For over 30 years Dr. Gregory Petsko and his colleague, Prof. Dagmar Ringe, have used protein crystallography, molecular biology, and genetics to probe the relationship between protein structure and function. Their research has been concerned with the three-dimensional structures and dynamics of proteins and their biochemical functions, with a particular focus on the structural basis for efficient enzymic catalysis; direct visualization of proteins in action by timeresolved protein crystallography; the evolution of new enzyme activities; and the biology of the quiescent state in eukaryotic cells.
During the past 10 years, Drs. Petsko and Ringe have pursued groundbreaking research not only on how proteins work, but how they are related to the causes of neurodegenerative diseases. They use the techniques of genetics, structural biology, and structure-guided drug discovery to identify, validate, and exploit novel targets for the treatment of age-related neurodegenerative disorders such as Alzheimer’s, Parkinson’s, and Lou Gehrig’s diseases.

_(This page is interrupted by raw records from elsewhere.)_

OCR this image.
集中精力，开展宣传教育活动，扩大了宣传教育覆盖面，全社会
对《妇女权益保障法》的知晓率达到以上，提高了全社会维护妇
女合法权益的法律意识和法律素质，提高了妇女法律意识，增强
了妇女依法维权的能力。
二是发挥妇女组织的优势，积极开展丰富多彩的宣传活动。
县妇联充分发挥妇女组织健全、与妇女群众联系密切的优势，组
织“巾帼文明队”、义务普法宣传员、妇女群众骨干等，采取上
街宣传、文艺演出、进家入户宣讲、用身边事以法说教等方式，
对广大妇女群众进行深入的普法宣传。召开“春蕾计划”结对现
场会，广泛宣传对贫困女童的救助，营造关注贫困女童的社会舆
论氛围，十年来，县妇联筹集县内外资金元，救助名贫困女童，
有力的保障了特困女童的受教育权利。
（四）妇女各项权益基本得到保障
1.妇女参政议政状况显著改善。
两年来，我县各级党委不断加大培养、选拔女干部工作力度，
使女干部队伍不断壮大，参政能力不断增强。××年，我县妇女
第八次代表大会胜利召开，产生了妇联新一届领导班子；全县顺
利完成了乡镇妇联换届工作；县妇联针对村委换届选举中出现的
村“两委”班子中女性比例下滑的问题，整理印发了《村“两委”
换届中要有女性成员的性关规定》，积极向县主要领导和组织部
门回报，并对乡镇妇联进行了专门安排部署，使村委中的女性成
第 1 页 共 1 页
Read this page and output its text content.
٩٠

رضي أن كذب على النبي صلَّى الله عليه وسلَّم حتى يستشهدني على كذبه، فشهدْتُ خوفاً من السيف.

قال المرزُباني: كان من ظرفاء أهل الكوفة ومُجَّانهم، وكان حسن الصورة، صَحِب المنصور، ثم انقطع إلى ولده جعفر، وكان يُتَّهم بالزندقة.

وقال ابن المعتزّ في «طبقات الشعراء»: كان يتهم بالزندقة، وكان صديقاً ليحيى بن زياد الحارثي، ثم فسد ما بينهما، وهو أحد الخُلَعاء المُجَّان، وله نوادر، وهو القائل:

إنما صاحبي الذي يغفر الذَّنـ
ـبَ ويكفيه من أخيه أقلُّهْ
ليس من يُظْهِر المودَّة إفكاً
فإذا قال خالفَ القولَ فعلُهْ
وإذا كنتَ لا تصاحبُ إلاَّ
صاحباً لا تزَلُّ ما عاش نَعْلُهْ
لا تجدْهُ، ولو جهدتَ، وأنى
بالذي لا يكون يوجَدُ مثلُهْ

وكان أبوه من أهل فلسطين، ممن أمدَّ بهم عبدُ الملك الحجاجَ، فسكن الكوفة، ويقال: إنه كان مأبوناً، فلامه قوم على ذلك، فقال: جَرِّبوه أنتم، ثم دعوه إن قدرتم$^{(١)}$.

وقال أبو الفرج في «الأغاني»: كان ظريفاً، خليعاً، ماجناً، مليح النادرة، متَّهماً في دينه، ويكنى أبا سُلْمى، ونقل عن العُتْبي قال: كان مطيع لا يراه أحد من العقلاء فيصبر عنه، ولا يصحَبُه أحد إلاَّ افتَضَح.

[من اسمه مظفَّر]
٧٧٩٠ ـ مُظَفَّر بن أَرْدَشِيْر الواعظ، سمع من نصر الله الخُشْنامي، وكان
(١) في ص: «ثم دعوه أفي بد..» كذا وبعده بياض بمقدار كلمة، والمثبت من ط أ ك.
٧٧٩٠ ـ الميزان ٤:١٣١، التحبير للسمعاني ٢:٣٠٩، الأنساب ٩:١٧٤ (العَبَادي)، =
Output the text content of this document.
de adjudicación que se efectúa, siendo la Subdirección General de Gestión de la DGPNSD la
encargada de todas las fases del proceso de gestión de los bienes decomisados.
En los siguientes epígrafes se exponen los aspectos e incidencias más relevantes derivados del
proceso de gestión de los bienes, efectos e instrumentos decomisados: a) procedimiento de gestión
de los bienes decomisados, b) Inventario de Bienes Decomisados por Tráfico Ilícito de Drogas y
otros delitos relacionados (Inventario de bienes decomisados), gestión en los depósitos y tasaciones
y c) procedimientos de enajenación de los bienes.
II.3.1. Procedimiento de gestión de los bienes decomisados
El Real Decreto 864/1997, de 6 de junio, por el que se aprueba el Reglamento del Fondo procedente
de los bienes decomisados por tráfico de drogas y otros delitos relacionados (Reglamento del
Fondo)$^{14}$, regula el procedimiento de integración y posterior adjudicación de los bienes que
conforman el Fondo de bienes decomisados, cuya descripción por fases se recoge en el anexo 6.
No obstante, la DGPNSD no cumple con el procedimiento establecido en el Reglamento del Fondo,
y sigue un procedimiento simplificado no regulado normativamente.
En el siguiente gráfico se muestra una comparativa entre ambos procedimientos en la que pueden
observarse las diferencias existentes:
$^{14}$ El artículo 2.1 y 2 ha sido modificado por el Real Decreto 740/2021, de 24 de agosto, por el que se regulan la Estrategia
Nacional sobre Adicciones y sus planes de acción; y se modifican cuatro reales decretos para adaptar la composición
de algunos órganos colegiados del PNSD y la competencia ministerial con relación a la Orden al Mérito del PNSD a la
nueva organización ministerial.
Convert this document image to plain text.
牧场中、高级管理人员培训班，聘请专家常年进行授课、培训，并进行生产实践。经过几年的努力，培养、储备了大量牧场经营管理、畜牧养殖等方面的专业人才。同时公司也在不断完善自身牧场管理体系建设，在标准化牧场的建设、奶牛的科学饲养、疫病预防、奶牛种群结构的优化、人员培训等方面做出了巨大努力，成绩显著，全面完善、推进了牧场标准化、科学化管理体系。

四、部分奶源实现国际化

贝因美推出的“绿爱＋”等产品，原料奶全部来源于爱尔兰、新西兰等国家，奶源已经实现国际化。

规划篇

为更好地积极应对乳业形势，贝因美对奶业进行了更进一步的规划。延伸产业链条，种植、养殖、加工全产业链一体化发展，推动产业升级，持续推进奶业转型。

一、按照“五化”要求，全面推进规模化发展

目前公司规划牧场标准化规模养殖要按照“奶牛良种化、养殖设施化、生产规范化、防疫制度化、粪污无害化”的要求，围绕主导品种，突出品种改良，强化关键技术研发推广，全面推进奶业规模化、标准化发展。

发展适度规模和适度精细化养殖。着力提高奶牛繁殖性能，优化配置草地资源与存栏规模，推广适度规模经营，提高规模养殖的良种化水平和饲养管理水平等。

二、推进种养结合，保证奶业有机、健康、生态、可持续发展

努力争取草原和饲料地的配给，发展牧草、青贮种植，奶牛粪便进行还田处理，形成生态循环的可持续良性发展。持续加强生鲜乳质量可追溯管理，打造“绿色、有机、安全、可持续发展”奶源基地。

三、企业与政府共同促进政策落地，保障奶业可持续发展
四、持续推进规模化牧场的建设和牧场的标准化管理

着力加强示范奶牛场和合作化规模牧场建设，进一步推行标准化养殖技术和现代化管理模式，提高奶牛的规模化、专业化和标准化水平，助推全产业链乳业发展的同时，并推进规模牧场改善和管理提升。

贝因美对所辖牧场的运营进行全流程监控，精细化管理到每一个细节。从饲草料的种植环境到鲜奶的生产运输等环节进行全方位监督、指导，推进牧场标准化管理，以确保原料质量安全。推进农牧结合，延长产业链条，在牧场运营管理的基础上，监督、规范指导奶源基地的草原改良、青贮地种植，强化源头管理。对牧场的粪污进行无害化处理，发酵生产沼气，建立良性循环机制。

During the past 10 years, Drs. Petsko and Ringe have pursued groundbreaking research not only on how proteins work, but how they are related to the causes of neurodegenerative diseases.
Alzheimer’s disease starts when a protein that should be folded up properly for normal brain functioning instead misfolds and then aggregates. Interestingly, diseases that affect other parts of the brain also show similar aggregates of misfolded proteins. This suggests that a therapeutic approach developed for Alzheimer’s might also be used to treat many neurological diseases. With this in mind, they have been collaborating with Dr. Scott Small of Columbia University on the development of drugs that will route the Alzheimer’s protein away from the subcellular compartments where misprocessing and aggregation begin. Two of their compounds have shown good results in neurons in cell culture, and are now being tested in mouse models of Alzheimer’s disease.
The pathological hallmark of Parkinson’s is the accumulation in nerve cells of dense clumps of another aggregated protein, called alpha-synuclein. Alpha-synuclein does not normally form such aggregates in healthy brain cells, so identifying the process that triggers its aggregation in the early stages of Parkinson’s disease may provide a therapeutic opportunity. Focusing on what might be nucleating the formation of the synuclein aggregates, they identified an enzyme that clipped synuclein, forming rapidly aggregating fragments, and showed that inhibiting it with a specific drug blocked the formation of the synuclein fragments, thereby preventing or delaying the formation of the aggregates that these fragments promote. Two such inhibitors are now being tested in several rodent models of Parkinson’s disease.
Finally, they have been developing a novel gene therapy for amyotrophic lateral sclerosis (Lou Gehrig’s disease or ALS). By overexpressing the human UPF1 gene, which codes for a protein that is involved in a cellular pathway called nonsensemediated decay, they have succeeded in completely blocking the death of motor neurons in cell culture models of ALS. With the help of several collaborators, they have been able to engineer a virus to carry this gene into the spinal motor neurons, and are now testing the therapy on rat and mouse models of ALS to see if it can either retard or halt the progression of the disease.